At War With The Chipmunks


I am losing a war with chipmunks.

I don't invoke the word "war" lightly, but I think it fits in this case. Blood has been shed on both sides. There have been casualties. The campaign has been long and brutal. And, as I say, I am losing it.

Granted, the chipmunks were here first. The house was just sitting there, surrounded by trees, completely vacant for several weeks before we bought it, which may not sound like a very long time, but consider the lifespan of a chipmunk. For some of this tribe, the house had been empty for as long as they could remember. There were probably chipmunk legends of times when huge, pink monsters lived in the house, shaking the ground as they lurched this way and that on their two, giant feet, but really, who would believe such a thing?

Then we moved in.

I have wanted a garden for years. Even though I didn't own a house at the time, in a spirit of unbridled optimism, I spent last winter reading through garden catalogues and had my seeds ready to plant the instant I had a yard to plant them in. Within hours of closing on our new house, I was in the backyard with a rented roto-tiller preparing the soil, which must have been a big shock to the chipmunks. On the other hand, there were compensations, in the form of seeds - lots and lots of seeds.

The chipmunks ate all the seeds - every single one. Not just the big, edible-looking seeds for the pumpkins and sunflowers, but all the seeds, even tiny, almost microscopic ones for carrots and poppies. (I have a mental image of the chipmunks getting looped on poppy seeds, then sitting around in a hole somewhere, listening to Pink Floyd.) I prefer to think of my roto-tilling as an unfortunate act of miscommunication, so lets call the chipmunks' attack on my seeds as Aggressive Act No. 1. I decided to retaliate, so I went around my yard with a garden hose and poured large amounts of water down every chipmunk hole I could find, then planted more seeds. Call this Aggressive Act No. 2.

Aggressive Act No.3: The chipmunks ate the new seeds and left a pile of poo on my back deck. I considered this an official declaration of hostilities and counter-attacked by stuffing large, golf ball-sized rocks into the holes and stomping them down with my foot (Aggressive Act No.4). The next day, the rocks were gone and a new hole had been excavated by the front door (Aggressive Act No.5). That’s when things started to get ugly.

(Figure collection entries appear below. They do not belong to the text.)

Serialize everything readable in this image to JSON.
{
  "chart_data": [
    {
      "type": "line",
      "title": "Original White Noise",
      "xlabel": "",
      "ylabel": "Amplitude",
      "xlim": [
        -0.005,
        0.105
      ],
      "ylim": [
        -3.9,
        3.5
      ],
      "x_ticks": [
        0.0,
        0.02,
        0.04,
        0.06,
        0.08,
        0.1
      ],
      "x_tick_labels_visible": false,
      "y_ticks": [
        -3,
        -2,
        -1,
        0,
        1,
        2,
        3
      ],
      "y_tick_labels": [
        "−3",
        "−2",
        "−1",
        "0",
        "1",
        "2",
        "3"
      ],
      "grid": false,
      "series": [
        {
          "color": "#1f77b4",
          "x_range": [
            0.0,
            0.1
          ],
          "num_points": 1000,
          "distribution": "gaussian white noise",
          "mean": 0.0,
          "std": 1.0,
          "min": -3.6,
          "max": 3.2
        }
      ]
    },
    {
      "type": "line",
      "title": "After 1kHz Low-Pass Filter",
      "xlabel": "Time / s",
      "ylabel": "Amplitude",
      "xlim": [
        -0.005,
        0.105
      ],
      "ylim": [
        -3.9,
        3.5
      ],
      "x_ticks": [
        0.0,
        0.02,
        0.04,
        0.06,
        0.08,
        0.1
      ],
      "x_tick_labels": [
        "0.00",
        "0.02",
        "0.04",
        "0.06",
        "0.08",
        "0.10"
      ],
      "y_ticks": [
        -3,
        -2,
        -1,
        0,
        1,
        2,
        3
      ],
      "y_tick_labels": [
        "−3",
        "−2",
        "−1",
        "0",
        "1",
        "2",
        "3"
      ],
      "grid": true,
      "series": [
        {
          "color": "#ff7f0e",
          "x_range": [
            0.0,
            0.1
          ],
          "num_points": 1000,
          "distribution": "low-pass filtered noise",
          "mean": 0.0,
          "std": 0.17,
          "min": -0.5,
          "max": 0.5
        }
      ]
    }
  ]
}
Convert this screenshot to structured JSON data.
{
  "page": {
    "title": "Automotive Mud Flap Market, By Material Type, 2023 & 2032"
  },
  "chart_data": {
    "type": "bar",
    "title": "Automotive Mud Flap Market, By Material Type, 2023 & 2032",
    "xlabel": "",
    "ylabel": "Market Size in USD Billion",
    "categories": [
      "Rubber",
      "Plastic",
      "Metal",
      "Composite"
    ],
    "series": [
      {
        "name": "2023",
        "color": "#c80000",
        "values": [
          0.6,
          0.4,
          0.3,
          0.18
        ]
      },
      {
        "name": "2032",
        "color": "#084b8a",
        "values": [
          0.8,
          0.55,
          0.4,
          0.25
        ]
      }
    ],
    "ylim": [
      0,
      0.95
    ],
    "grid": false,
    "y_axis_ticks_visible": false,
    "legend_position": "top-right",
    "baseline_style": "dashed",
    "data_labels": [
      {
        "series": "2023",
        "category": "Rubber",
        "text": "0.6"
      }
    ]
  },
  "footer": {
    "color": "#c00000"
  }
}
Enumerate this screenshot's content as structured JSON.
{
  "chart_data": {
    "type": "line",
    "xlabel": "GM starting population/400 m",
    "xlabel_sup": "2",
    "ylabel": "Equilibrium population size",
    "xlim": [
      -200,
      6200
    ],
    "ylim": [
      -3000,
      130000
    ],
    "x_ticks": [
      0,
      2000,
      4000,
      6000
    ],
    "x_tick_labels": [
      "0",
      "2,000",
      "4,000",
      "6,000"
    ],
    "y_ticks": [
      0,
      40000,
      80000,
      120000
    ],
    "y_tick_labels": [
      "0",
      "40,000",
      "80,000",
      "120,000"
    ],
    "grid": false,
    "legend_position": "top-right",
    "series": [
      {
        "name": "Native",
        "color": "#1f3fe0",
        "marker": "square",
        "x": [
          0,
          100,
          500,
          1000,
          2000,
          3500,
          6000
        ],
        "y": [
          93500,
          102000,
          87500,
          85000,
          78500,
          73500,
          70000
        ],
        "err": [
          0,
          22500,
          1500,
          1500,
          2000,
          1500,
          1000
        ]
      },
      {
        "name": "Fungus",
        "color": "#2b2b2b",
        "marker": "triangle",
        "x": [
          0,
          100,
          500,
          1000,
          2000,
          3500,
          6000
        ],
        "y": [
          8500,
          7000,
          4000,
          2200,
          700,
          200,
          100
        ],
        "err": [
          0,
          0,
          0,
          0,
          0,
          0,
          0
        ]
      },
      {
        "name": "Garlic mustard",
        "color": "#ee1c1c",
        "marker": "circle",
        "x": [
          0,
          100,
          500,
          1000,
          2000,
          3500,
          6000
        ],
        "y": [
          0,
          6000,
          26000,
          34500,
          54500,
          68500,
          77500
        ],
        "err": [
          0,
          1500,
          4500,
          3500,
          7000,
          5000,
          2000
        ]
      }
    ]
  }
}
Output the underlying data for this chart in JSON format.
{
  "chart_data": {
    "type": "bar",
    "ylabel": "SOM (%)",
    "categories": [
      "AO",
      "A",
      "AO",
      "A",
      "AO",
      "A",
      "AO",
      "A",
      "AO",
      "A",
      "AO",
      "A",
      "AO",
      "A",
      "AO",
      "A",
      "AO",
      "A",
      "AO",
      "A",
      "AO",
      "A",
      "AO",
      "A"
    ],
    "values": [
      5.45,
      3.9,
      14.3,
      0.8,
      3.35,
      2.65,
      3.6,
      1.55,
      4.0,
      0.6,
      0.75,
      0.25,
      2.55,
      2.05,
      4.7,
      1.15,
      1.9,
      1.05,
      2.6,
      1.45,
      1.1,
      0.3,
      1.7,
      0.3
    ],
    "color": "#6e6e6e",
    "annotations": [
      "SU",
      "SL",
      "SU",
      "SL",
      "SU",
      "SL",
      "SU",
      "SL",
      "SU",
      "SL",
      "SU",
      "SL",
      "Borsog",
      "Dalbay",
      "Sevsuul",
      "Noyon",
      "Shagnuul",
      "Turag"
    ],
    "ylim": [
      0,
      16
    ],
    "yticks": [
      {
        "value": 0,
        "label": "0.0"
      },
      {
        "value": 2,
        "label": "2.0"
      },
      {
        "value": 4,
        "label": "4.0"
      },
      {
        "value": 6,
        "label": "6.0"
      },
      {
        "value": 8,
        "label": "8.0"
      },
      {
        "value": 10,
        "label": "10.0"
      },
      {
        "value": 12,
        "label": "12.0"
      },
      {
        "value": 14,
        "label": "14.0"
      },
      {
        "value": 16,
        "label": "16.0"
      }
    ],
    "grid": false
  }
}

A few days later, the chipmunks took my wife out. I don't mean that they planted a car-bomb or anything, but in fact, they did something much more startling and desperate. They sacrificed one of their own tribe (Aggressive Act No.6). We were driving down the road to our house. I was in the passenger seat. Suddenly, a chipmunk ran out into the middle of the road and just sat there. My wife tried to steer around it, but it threw itself under the wheel. We actually felt the tiny, little thump as we drove over it. This has so demoralized my wife and paralyzed her with guilt, that even though she supports my chipmunk campaign in spirit and will go so far as to shout at the chipmunks and even swear at them, she can't bring herself to actually do anything to them anymore. With one brutal act of self-sacrifice, the chipmunks managed to cut my logistic support out from underneath me. From then on, their actions became so incredibly ruthless that I am pretty sure that the chipmunk we ran over was actually named Ruth.

Aggressive Act No.7: I dumped mothballs down their holes and left mothballs by the hole in the fence where I had seen them enter the yard.

Aggressive Act No.8: The chipmunks ate the mothballs.

I mowed the lawn. I can't consider this an aggressive act, but I can see how the chipmunks might. They waited until I went to refill the mower with gasoline, then taunted me with squeaky little taunts so much that I got mad, dropped the dipstick and smeared oil on myself. (Aggressive Act No.9) It was almost half an hour after that that I realized that the reason the engine wouldn't start was that I had poured gasoline into my oil tank. I stomped back to the garden shed and accidentally bumped into the new hornets' nest there.

I can't actually believe that the chipmunks convinced hornets to try to kill me, but it is a possibility that frightens me.